20 May 1581
My darling… I haven’t stopped thinking of you since we met. I am imagining the moment in my head, time and time again, and thinking of your kindness after I tripped at market and dropped my basket of apples. It seems that this mistake was the perfect introduction as it established me as quirky and relatable, and I am thankful that our stars aligned in this way. I do hope to see you again.
22 May 1581
My sweet Jeremy… I am delighted to hear that I have captured your heart as well. According to your most recent letter, it would seem like I am poised to become a vessel for your artistic inspiration and growth, relegating my own interests and passions to the background. Fear not—this is quite fine with me. What simple cares of mine could possibly overshadow your destiny? Do be sure to use your affections for me to write a story or sonnet so lovely that your legacy is secured. T’would be just fine with me.
Yours and yours and yours again,
4 June 1581
Have you heard the music of The Smiths? I do believe that Thomas, William and Kingsley Smith play the finest music in town: one on a lute, one on the strings, and one singing songs that pierce the soul. They play their tunes at a pub off the beaten path. I would bet that you’ve not heard of them. But give it a try when you have the chance, my love. I do promise they will change your life.
Yours most truly,
20 June 1581
Sweet Jeremy— I am quite sorry that I haven’t written for a spell. The heat of summer has me feeling irritable and withdrawn. I’ve chopped my locks of hair a bit and taken to smoking a pipe and have hence been accused of imitating masculinity. What can I say? Sometimes I just feel like one of the fellows. After all, I’d rather have a hearty turkey leg and mead than fresh vegetables from the garden any day.

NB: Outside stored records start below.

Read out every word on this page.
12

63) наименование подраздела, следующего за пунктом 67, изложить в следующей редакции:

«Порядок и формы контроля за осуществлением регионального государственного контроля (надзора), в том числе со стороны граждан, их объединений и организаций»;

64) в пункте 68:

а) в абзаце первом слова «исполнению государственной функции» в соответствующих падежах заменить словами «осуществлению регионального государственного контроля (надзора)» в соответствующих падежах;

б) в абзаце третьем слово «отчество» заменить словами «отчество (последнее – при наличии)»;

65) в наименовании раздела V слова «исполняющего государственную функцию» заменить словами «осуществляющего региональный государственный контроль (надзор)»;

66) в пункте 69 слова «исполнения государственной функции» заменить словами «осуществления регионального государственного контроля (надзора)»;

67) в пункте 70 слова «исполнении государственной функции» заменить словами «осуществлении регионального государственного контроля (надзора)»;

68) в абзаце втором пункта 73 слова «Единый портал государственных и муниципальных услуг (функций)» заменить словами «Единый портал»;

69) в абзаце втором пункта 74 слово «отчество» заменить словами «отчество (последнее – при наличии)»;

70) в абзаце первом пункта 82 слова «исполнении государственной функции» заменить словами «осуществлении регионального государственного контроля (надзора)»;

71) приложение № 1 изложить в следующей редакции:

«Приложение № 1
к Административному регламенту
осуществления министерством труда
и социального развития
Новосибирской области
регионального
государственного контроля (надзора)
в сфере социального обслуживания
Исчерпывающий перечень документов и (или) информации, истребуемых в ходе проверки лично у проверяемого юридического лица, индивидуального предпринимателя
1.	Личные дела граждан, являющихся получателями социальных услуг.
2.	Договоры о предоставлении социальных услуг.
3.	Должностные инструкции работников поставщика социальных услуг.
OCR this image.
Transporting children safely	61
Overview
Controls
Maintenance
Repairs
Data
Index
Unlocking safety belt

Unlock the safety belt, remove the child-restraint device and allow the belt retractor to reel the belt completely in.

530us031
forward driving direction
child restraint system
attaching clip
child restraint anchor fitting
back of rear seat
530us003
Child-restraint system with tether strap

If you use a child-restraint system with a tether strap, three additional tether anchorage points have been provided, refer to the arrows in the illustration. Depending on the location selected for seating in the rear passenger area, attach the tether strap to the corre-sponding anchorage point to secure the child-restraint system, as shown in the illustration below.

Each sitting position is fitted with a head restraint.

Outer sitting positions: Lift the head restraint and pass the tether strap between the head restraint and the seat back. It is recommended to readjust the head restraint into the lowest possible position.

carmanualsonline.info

I hope you’re well and relish the day I can once again look upon your face. How wonderful to know that such a brilliant, anguished artist like yourself could ever hold affection for someone like me.
23 June 1581
I thought of you yesterday, my love, when the sky burst open and the rain began to fall. I decided to run and dance in the storm in a sudden moment of abandon. I almost hate to admit it, but I even kicked off my shoes and let my feet touch the earth. I suppose you could say that I am spontaneous and flighty and free and inspire you to someday try to live with such moments of gaiety. Anyways!
I love you and you alone for some inexplicable reason,
6 July 1581
My Jeremy, I write with terrible news. A mysterious illness has befallen me and it would appear that I won’t make it much longer. Rest assured that the tragic event of my inevitable death will only serve to create further depth for you and propel you along on your journey to greatness. There isn’t a roadmap for such occurrences, but I imagine that you will initially take some time to retreat in sadness and shirk your responsibilities, eventually accept a visit from a mutual friend to have a conversation about all the things you loved about me, and conclude that although it was horribly painful for you to lose me, the Love of your Life, it is better than having never known me at all. You will find hope in this notion and go on to create something beautiful.
It has been the privilege of my life to be loved by you for these 47 whole days.